Feeling invisible doesn’t just happen in the workplace, or the bar queue, it’s also something that is seen in dating and relationships as we age.
During a panel discussion at the launch of the I’m Me campaign, for which Buttrose has been appointed a new role as Positive Ageing Chief, she tells a tongue-in-cheek story about a trip to Italy when her aunt pointed out that some men were checking her out.
While Ita originally laughed it off, she realised that they were indeed interested, and that women any at any age can still own their desirability. She tells marie claire, “So true! My aunt was quite right [about the men] and I hadn’t noticed. They love us.”
Although, Buttrose bristles when we ask her about monikers used for older women on the dating scene.
“Well ‘cougar’, though I don’t quite like the connotations of that. I don’t want to be a silver fox [either]. None of my friends have grey hair. We have no intention of turning grey,” she laughs.

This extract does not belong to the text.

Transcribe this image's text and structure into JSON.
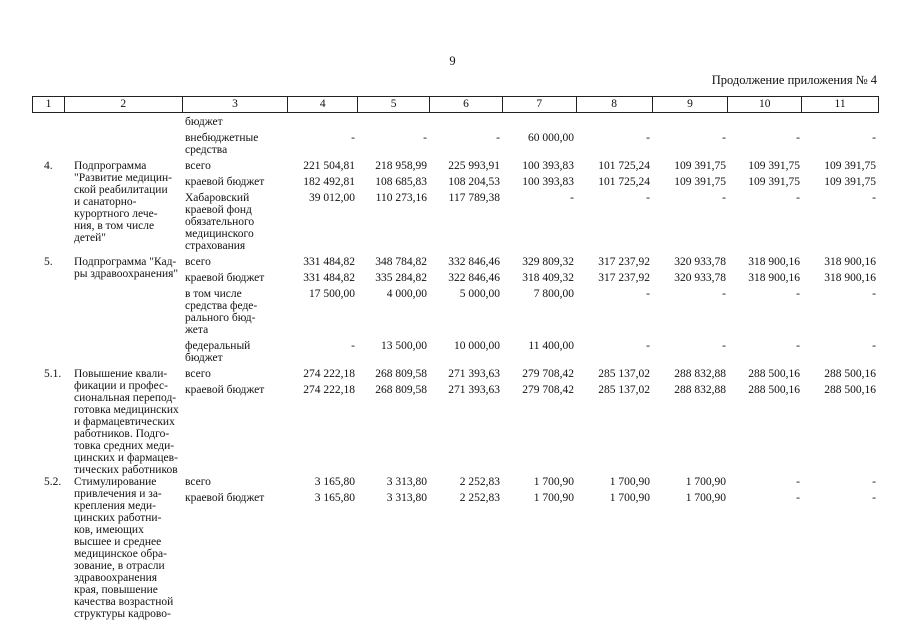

While Buttrose’s approach of steely grit in the face of discrimination is inspiring, she does encourage people who are not part of the ageing community to heed the results of the survey.
Her final piece of advice is to remind young people to walk a day in another’s shoes.
It’s her view that this approach is the key to making sure less women feel invisible, allowing them to completely enjoy the boost of confidence and sense-of-self they are rewarded with, with each passing birthday.
“You have to put yourselves in the shoes of others and say, ‘if that was me, how would I wish to be treated’,” she counsels.
“Once you answer that with respect, then it changes your whole attitude.”